L'étude présente une incohérence numérique notable dans ses effectifs (62 patients annoncés pour un total de 124 cas répartis en n=48 et n=76), ce qui impose une certaine prudence dans l'interprétation des données globales. Néanmoins, les résultats s'inscrivent en faveur d'une réduction drastique du temps de traitement global sans compromis sur le volume osseux. Là où la littérature rapporte classiquement une résorption du substitut en poudre lors de la phase de cicatrisation, le design de l'anneau allogénique assure ici un maintien vertical supérieur (10,83 mm vs 9,23 mm).

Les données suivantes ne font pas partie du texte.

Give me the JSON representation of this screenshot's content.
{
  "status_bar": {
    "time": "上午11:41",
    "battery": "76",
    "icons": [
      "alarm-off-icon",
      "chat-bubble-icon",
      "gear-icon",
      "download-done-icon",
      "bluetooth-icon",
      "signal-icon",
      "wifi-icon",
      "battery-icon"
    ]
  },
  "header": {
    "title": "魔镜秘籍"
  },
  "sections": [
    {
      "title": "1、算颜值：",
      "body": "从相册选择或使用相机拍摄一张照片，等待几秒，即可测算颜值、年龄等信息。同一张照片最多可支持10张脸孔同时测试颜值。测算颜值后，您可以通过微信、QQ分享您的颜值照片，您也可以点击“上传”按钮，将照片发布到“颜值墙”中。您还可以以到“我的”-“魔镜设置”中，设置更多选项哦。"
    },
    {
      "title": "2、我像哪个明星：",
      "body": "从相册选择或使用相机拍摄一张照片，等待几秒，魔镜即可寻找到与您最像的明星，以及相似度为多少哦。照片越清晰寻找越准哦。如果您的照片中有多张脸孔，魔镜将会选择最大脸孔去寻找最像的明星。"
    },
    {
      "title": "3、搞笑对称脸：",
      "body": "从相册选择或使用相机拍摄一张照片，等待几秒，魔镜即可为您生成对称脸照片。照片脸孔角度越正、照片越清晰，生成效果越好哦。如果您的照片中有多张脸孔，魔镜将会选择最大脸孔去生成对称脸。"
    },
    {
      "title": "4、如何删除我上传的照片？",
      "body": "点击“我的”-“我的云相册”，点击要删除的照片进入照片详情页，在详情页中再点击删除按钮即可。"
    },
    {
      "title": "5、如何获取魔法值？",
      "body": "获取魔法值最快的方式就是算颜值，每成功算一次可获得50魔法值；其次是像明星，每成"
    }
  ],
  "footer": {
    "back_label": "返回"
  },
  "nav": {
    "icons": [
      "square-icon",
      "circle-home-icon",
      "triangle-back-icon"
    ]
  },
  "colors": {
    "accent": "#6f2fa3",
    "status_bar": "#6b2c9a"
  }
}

Implications pour la pratique

Pour l'implantologue, ces données valident la viabilité du protocole de sinus lift simultané à l'implantation, même en cas d'atrophie sévère, à condition d'utiliser un greffon stable (anneau) associé à des facteurs de croissance (PRP). Cette stratégie ne se contente pas de simplifier le parcours patient ; elle optimise l'environnement biologique péri-implantaire en minimisant les risques de perforation de la membrane de Schneider et en assurant une stabilité primaire immédiate propice à une mise en charge plus sereine.

Synthèse des résultats

L’étude menée sur 124 sites (76 expérimentaux, 48 témoins) démontre qu’une approche en un temps avec anneaux osseux allogéniques et PRP offre des résultats supérieurs à 36 mois par rapport au sinus lift classique. Les patients du groupe expérimental présentent une muqueuse plus stable (2,83±0,14 mm vs 4,84±0,72 mm, p<0,01), une hauteur osseuse plus importante (10,83 mm contre 9,23 mm) et une stabilité implantaire (ISQ) optimisée à 80,44 (p<0,05).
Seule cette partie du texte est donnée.